Il entendit des pas... Deux personnes. Il tenta de se recroqueviller, les Autres étaient peut-être revenus pour finir le travail. Rien ne lui répondit. Il n'y avait que ses yeux qui étaient capables de bouger.

« Nous sommes en retard, Azraël ! » dit une voix derrière lui.

C'était une voix froide et incisive, bien plus sombre et noble que ce que l'on pouvait trouver dans le coin, pas une voix de racaille. Ce nom était si déplacé, si ridicule, si effrayant lui aussi.
« Non, mon Seigneur, le plus jeune est encore vivant », répondit une autre voix, plus aiguë, plus servile.

« Hum ? »

Il put imaginer l'homme noble lever un sourcil assez dubitatif.

« J'espère que tu dis vrai, j'ai horreur de me déplacer pour rien, tu le sais, n'est-ce pas ? »

Il sentit quelqu'un se pencher sur lui. Comme c'était étrange, son coeur battait plus vite, ça devait être de l'espoir, mais il était gelé de peur.

« Comme tu as de la chance, Azraël, ce gamin est bien en vie. Mais c'est tout juste. »

Il sentit deux doigts se coller sur son cou, comme pour vérifier son pouls.

« Que savons-nous de lui ? » demanda la voix noble.

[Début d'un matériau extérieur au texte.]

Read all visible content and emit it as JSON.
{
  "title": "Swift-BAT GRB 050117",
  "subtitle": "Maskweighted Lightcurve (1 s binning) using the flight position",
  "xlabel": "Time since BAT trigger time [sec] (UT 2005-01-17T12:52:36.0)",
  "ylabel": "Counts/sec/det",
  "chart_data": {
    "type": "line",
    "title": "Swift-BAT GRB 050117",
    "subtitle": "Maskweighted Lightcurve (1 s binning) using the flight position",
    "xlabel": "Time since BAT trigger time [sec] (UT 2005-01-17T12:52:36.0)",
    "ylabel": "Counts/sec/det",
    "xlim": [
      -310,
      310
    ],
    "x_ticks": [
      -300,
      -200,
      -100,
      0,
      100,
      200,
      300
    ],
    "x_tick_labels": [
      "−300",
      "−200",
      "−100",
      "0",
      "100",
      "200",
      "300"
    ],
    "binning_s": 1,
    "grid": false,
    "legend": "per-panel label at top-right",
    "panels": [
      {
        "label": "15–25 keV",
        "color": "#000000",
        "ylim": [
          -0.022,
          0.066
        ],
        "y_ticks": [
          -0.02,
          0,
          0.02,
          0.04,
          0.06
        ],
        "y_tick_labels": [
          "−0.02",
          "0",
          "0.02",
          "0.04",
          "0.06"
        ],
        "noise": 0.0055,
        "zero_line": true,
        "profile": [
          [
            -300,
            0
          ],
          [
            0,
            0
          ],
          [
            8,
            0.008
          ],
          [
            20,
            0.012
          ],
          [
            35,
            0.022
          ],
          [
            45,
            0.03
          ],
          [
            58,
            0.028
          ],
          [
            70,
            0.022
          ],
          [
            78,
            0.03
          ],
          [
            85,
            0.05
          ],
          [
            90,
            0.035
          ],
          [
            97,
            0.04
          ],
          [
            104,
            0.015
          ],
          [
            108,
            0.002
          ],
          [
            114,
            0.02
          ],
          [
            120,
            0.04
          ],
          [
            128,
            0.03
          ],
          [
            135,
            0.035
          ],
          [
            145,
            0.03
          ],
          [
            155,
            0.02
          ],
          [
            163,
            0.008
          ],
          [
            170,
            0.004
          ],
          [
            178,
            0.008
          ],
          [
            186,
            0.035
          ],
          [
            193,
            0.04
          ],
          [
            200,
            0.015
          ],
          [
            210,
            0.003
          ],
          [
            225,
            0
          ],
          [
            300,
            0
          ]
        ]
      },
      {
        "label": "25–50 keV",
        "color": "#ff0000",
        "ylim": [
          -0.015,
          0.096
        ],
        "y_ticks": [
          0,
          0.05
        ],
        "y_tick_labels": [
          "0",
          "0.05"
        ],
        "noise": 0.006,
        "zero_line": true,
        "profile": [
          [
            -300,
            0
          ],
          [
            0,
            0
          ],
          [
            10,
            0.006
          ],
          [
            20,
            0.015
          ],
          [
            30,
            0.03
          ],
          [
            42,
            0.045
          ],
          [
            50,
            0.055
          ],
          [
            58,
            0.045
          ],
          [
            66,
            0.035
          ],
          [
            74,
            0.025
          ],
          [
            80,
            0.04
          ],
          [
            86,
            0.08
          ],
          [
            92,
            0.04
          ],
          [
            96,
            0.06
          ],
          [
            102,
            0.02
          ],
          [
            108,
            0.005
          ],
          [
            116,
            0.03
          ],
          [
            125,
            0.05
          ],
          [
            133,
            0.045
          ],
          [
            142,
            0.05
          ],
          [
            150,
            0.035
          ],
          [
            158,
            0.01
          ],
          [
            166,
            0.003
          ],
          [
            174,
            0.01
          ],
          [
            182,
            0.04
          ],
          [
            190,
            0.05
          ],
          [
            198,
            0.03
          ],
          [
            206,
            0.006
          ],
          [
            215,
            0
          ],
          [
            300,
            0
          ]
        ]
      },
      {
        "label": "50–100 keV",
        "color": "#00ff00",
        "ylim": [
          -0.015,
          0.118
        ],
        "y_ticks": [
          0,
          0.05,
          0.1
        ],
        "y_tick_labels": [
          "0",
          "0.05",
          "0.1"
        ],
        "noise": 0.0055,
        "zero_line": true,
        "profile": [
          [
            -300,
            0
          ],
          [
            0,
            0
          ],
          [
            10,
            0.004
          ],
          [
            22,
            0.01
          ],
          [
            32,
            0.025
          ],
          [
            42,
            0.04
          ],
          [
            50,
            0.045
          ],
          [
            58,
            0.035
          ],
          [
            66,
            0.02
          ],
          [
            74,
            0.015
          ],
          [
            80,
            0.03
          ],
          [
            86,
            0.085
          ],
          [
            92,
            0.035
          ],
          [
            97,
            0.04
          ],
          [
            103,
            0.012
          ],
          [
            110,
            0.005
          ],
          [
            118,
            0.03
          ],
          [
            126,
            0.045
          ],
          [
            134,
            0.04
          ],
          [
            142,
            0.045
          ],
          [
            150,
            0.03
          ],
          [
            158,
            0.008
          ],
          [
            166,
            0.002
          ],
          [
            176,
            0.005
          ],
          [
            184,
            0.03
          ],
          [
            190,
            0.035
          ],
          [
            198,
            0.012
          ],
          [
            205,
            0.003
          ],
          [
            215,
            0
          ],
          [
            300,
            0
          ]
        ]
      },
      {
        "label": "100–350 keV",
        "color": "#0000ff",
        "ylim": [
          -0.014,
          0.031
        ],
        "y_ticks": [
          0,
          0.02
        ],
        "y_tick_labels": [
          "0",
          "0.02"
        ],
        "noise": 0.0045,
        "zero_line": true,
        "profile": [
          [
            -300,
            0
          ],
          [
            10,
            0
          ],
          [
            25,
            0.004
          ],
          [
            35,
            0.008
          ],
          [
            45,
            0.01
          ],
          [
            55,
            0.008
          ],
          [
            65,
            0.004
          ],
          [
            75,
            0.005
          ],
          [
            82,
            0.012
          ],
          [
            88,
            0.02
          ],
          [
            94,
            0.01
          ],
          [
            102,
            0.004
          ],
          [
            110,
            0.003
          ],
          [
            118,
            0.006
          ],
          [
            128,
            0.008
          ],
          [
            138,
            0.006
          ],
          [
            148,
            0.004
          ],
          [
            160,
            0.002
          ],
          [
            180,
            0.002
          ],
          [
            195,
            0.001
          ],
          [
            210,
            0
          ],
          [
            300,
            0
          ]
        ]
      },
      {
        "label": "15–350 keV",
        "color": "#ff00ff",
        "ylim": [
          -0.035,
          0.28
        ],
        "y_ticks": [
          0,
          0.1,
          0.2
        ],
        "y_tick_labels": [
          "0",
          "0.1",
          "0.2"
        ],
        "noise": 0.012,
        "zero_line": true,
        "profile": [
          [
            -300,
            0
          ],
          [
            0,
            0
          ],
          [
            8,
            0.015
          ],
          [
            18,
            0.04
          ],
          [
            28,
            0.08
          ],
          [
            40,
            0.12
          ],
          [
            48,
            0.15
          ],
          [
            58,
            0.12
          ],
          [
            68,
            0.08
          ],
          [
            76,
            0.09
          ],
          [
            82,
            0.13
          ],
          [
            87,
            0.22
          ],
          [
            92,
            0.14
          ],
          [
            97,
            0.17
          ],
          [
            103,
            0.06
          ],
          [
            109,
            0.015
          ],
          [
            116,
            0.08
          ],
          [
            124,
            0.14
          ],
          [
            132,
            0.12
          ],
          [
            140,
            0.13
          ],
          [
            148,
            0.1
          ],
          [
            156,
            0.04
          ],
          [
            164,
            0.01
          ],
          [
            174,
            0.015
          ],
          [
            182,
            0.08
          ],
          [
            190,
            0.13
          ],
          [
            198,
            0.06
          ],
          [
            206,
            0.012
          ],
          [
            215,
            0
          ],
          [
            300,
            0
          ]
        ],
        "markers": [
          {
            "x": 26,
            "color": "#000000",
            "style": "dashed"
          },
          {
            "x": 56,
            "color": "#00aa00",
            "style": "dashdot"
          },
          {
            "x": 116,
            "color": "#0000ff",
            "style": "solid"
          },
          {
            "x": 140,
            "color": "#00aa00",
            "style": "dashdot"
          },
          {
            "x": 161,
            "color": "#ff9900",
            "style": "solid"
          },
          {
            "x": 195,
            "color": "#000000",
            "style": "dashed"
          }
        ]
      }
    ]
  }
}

« Il a fait un certain nombre de petits délits. Il vendait de la drogue, un peu de vol à la tire, quelques bagarres aussi. »

« Oui, rien d'intéressant... tu n'as rien d'autre ? »

« Battu et violé par son père, mère alcoolique, sa jeune soeur se suicide après une nuit d'orgie dans une soirée, il s'est fait la belle y'a deux ou trois ans, il traîne dans un gang depuis... », continua la voix comme on lit en diagonale un article de journal, « ah si, y'a un truc intéressant là... Il a tenté de tuer une petite vieille dans la rue pour son initiation dans la gang... C'était des balles à blanc et la vieille a juste eu la peur de sa vie, mais c'est l'intention qui compte non ? »

« Tu es un crétin, Azraël, mais tu es ordonné, c'est une qualité que j'apprécie. Donne-moi ce dossier et arrête de réciter des stupidités. Trouve-moi une couverture et de quoi lui maintenir la nuque. J'aurais horreur qu'il salisse le cuir tout neuf de ma BMW », dit l'autre voix.

« Très bien, maître. »

Il sentit juste une piqûre au niveau de sa nuque et tout se brouilla.

« Ne t'inquiète pas... », l'homme chercha dans son dossier, « Adam StClaire, tu vas vivre. Je crains que dans quelques dizaines d'années tu ne me bénisses pas autant que cela pour ce que je suis en train de faire, mais j'ai l'habitude de ne pas avoir de reconnaissance. »

La réalité disparut mais ce n'était pas la Mort. Elle aurait été moins cruelle.